Recently I’ve been tracking closely the activities and performance of Jeremy Lin in the NBA preseason games. As anyone who’s paid some decent attention to the league should know, how rare this Harvard Crimson and Asian American product is. He really doesn’t have the common shortages of being an Asian (i.e. less athletic, undersized), and does compose what people call “basketball IQ” that may draw the slightest link to his ethnic. Yet, whichever Harvard basketball product wouldn’t have that?
Anyway, none of those qualities I just mentioned has anything to do with my reminiscence. It’s a thread I saw on a basketball forum that sort of conjures up all the pieces: “The Most Fascinating Battle for 3rd Point Guard in the NBA: Jeremy Lin and Aaron Miles.” The 3rd pg? It’s almost as rarely used as the 3rd string QB on the football pitch. Yet still, to Jeremy and Aaron, it’s about making it to the league, and that’s HUGE.
It reminds me of my high school days in Brentwood when I had to compete with Hayes (never knew his last name) head to head to for the back-up forward. In the eyes of Coach Johnson, I was never a wing, let alone a guard. I had the length but also had one of the thinnest frame. Hayes had the body, the attitude, but maybe slightly less experienced and agile. I can still remember clearly how we always ended up posting up each other down-low, trying to score that basketball to make our fate. I was a faster sprinter down the line, but I didn’t really have that “make a splash” attitude to gather attention on my plays. In the end if we look back, we were both solid role players; we just weren’t the highlight materials. The only highlight we could garner was probably the sweats and the bruises on our chests and arms.
Back to Jeremy and Aaron. Both of them are probably too short for SG; Jeremy is 6-2, Aaron is 6-1. Yet both of them are playing with an intensity that expand the possibility to a combo guard off the bench. Jeremy is a bit more turnover prone, but his basketball IQ has led him to quite a few rebounds and trips to the foul line. Aaron on the other hand, is more aggressive with the ball, driving and shooting, the more attacking type. They are both getting limited playing time; however, I do see the preference of Kevin Smart on Miles. Lin is really struggling with the PT, and that in a way is turning into a negative loop on him, where he really struggled on short outings (<5 min). I totally understand.

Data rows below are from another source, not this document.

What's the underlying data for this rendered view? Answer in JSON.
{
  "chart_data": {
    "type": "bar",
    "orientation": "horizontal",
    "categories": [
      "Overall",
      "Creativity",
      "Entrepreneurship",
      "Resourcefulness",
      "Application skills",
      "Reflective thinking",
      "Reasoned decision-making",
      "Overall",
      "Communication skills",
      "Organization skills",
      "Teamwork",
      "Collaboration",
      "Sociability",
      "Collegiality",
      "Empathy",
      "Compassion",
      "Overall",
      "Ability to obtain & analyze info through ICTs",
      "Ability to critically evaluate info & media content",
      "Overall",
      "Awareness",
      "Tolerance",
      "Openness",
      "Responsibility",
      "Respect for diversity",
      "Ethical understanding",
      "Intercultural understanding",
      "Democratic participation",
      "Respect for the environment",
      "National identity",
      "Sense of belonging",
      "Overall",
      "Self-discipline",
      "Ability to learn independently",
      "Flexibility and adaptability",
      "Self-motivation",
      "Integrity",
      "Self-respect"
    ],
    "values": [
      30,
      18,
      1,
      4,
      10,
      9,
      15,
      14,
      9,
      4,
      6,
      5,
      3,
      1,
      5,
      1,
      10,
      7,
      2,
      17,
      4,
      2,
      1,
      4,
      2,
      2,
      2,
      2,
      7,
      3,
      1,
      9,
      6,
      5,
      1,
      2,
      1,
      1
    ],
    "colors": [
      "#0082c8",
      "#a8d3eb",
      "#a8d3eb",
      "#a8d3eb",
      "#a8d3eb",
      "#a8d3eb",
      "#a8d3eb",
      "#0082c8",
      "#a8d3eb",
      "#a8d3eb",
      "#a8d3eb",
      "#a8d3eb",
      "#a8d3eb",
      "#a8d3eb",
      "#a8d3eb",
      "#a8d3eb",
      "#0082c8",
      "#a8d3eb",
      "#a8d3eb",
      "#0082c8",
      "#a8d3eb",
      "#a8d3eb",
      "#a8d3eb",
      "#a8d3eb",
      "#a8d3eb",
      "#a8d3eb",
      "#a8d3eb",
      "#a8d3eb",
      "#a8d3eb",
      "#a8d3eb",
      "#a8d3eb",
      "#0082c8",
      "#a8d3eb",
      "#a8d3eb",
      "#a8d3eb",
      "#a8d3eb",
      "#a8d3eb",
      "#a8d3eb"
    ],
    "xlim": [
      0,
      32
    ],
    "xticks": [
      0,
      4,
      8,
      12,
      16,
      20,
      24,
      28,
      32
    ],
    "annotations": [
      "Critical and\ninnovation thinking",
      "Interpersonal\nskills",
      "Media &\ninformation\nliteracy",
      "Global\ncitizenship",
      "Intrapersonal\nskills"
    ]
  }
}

A very positive note, and the one that I’d put my money on, is Lin’s attitude to learn. He is constantly referred to as the hardest working player on the team. He has always been the first to arrive and the last one to leave the court, plus extra time spent in the video room. That’s gonna make a lot of positives, in a long run, to his game. Like one of the comments left on Jeremy Lin #7, that he’ll either be a very smart player, or if he never gets to leave the bench as he deserves, he’ll become an excellent coach. The NBA stats several years ago has added a new category that we didn’t have back when I was following the games religiously: the +/- score differential. Being a chemistry type of low-profile player Lin and myself are, that stat could mean a lot and really reflect what our rare qualities are.
In my story, I ended up really becoming the chemistry player that sort of catalyzed the team with the box-outs, the yelling, that extra pass, the hard-D, and the occasional mid-jumpers. My stats were extremely low profile at 2pt 2 rb, and maybe 1 dime and .5 bk. The message is that I had adopted the situation and strove on my role, although I knew (and like Kevin has always told me) I could had flourished a notch more being on the wing. Even if Lin isn’t Smart’s type of player, I’m pretty sure he’ll find his role and strive on it. Lin is definitely just one of the millions that suffers from coach preference in the world of basketball and certainly won’t be the last. The future for this hardworking man is still steadfast and bright. The pity really is on Smart, for his lack of belief/understanding on how fast and well a player like Lin can/will progress with each and every given opportunity. Smart is just not being Smart, but Lin will eventually be Lin.